IDEs have been around forever, but what sets Windsurf (and its more established competitor Cursor) apart is their deep integration of generative AI models from OpenAI, Anthropic, DeepSeek, and others.
Personally, I thought this trend was mostly hype - until the recent $3 billion acquisition of Windsurf by OpenAI piqued my interest. Despite my initial skepticism, I’m blown away.
I’m a relative novice at coding, so take my enthusiasm with a grain of salt. But perhaps my inexperience makes my perspective more valuable: if a tool like Windsurf can dramatically level up someone like me, it could change the nature of software development itself.
Here’s a quick summary of my experience with Windsurf to illustrate why I found it so compelling:
To set the stage, I hadn’t done any meaningful coding in many years. As a kid, I learned HTML and set up simple websites. Around 2012, I took classes on JavaScript, Ruby on Rails, and Node.js and built basic apps.
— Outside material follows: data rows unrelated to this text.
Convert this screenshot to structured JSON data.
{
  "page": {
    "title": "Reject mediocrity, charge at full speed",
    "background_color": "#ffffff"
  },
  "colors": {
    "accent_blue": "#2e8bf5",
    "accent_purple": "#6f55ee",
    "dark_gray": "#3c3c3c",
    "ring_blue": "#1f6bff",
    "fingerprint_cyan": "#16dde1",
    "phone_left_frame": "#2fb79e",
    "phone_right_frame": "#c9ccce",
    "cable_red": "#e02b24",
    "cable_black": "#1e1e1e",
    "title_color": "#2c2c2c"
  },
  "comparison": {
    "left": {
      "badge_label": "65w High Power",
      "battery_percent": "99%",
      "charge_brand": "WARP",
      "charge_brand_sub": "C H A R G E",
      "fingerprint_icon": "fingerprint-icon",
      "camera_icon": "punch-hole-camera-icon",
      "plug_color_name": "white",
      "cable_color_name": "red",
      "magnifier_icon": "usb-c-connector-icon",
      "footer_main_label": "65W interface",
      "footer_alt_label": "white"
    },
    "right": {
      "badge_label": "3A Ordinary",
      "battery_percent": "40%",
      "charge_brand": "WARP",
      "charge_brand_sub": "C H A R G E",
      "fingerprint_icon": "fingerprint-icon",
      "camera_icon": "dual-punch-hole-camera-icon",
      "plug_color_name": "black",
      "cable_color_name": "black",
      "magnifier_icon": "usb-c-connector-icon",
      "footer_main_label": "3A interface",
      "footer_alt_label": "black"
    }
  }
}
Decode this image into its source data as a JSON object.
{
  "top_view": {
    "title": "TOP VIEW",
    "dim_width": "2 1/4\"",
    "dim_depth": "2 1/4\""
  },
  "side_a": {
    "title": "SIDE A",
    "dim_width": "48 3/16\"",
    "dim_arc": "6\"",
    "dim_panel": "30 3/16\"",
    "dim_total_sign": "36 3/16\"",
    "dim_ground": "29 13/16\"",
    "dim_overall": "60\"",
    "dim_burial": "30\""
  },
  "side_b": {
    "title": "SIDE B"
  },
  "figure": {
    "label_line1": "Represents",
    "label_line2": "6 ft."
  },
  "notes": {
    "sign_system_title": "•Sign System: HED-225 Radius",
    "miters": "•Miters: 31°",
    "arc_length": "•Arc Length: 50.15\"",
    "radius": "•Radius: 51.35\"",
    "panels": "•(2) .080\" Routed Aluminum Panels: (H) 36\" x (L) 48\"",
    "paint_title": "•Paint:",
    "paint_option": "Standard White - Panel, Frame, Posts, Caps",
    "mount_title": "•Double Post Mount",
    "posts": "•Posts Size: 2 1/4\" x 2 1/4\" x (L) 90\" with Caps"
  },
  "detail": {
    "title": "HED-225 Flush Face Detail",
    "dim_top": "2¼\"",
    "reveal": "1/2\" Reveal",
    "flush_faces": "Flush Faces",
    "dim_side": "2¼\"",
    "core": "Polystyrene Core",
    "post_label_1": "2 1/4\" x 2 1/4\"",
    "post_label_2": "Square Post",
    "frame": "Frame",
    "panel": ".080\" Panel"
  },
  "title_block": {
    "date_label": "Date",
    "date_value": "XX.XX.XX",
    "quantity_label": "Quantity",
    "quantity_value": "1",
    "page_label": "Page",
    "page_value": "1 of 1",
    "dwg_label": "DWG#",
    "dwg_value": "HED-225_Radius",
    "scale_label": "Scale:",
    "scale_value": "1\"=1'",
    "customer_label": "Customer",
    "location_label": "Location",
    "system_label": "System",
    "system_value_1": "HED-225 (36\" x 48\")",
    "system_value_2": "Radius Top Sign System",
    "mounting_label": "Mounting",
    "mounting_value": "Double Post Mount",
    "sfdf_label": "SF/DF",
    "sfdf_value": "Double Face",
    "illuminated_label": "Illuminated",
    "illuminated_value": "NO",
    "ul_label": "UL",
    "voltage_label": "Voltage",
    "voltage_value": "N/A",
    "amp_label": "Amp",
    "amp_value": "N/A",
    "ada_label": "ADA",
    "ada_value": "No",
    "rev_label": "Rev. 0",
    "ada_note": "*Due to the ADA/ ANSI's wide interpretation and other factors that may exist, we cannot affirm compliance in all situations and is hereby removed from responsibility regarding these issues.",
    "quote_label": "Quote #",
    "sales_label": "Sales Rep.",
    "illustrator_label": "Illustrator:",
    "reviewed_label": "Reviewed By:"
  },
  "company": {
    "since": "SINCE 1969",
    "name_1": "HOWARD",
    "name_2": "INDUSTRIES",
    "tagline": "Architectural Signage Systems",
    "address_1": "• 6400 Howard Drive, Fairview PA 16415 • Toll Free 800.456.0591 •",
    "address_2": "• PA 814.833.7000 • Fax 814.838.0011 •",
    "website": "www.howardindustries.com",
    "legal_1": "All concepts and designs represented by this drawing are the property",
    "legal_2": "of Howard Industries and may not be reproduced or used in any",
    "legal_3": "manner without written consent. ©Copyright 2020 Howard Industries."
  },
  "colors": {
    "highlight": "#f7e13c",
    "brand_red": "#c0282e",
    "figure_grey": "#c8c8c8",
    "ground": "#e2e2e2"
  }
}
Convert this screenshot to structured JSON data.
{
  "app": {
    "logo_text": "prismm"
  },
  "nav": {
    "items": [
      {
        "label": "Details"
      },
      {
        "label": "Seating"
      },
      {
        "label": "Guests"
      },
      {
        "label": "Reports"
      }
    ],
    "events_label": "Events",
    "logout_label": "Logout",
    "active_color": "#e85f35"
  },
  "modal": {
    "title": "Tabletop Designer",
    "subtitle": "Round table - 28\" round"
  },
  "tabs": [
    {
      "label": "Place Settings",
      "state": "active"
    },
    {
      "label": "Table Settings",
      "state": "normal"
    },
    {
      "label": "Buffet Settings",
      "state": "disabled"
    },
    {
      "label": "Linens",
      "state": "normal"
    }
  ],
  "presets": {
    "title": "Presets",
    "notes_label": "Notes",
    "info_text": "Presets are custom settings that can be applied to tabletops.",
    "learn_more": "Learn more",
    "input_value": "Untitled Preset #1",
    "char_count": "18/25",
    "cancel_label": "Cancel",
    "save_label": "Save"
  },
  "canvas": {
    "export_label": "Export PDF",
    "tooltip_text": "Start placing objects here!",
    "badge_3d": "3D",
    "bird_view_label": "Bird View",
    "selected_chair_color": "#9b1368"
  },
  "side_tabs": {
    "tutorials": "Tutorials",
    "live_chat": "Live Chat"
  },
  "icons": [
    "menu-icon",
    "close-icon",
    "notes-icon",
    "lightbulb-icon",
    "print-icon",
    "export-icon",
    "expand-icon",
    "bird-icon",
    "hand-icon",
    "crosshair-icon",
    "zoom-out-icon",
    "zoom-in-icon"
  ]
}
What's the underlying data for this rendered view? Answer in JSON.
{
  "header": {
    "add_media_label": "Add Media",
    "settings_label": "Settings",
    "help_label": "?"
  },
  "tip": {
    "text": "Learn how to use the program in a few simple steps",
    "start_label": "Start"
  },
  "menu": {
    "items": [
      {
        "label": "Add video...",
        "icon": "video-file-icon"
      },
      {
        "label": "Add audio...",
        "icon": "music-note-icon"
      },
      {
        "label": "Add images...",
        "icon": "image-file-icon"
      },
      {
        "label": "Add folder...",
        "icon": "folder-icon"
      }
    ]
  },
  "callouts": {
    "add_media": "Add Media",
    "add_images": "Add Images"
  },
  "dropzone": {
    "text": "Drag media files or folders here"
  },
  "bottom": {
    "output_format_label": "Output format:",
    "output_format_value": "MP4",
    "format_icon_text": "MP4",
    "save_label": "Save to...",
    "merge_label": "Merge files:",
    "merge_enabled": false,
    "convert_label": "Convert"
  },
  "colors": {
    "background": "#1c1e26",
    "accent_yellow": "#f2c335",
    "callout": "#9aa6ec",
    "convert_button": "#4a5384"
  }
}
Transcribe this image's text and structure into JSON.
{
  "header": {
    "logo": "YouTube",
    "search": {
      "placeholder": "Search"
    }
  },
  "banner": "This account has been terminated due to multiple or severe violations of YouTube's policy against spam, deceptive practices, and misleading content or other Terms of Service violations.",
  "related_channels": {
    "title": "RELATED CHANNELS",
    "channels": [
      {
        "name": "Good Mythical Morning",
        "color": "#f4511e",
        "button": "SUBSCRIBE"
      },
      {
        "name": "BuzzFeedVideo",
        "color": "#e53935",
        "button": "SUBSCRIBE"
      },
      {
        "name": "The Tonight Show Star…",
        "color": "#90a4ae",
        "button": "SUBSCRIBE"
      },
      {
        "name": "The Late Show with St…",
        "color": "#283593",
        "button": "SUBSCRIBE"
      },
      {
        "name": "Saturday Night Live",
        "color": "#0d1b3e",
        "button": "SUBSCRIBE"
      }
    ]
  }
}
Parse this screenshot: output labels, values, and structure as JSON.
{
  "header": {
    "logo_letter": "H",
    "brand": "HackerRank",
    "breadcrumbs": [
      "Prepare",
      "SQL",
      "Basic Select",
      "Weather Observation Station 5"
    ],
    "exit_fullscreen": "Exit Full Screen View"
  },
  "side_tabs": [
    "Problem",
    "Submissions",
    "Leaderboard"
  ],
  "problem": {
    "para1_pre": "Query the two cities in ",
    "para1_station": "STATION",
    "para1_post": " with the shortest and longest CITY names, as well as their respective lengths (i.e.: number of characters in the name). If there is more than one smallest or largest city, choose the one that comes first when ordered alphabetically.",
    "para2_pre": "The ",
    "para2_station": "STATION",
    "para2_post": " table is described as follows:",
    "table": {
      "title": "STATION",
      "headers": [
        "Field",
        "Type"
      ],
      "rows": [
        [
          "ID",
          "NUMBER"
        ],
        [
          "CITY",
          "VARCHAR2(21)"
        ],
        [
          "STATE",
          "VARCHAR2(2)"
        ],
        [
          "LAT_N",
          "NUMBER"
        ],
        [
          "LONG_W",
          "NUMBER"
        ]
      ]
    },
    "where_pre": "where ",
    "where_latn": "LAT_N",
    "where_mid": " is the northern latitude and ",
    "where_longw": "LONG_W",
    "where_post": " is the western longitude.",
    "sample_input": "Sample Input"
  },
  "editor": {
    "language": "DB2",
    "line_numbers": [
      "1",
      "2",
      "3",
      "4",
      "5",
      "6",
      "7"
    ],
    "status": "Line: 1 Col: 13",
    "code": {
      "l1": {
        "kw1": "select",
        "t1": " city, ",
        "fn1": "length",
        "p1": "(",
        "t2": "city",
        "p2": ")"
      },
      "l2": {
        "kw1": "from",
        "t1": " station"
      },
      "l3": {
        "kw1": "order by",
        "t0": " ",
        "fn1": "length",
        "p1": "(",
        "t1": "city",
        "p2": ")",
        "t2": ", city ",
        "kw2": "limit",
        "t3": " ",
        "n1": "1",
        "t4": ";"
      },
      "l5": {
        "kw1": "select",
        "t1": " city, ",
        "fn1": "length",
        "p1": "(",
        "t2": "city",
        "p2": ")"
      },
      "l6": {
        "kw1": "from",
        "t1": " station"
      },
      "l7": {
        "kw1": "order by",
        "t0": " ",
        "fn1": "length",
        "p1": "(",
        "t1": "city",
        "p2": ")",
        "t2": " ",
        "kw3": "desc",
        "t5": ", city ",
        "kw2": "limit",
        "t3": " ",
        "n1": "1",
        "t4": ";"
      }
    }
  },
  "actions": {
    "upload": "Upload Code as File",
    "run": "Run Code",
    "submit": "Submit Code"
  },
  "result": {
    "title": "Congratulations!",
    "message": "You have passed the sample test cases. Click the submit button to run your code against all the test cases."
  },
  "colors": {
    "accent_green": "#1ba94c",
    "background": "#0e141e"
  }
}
More recently, I’ve used my rudimentary coding knowledge as needed on landing pages and Shopify sites.
In 2015, I started a blog on Ghost because I thought it was an interesting Node.js–based alternative to WordPress, and I thought it would be fun to spin it up myself and host it on DigitalOcean.
By 2016, I became distracted by other things and stopped blogging. The site sat idle for years. I neglected to renew my domain, and my DigitalOcean payment method expired.
My first test for Windsurf was to revive my blog.
To revive my idle blog, I asked Cascade to migrate my Ghost export to Hugo. It guided me through installing Homebrew, Xcode Command Line Tools, and Hugo—running each command in my terminal.
Normally this setup would take an afternoon, but with AI it only took 15 minutes.
Within an hour, my content was migrated, a theme applied, my GitHub repo linked, and the site live on CloudFront Pages. When I hit snags, Cascade either fixed the problem in-IDE or gave precise GitHub or CloudFront instructions.
Even now, Windsurf Autocomplete suggests inline improvements. Most suggestions aren’t relevant, but the few that are save me real time—and the tool keeps getting smarter.
It’s never been easier to code, even with a basic understanding of programming languages. I was skeptical, but now I truly see the potential for generative AI to revolutionize human–machine interaction. Vibe coding is here to stay, and natural language is the future of coding.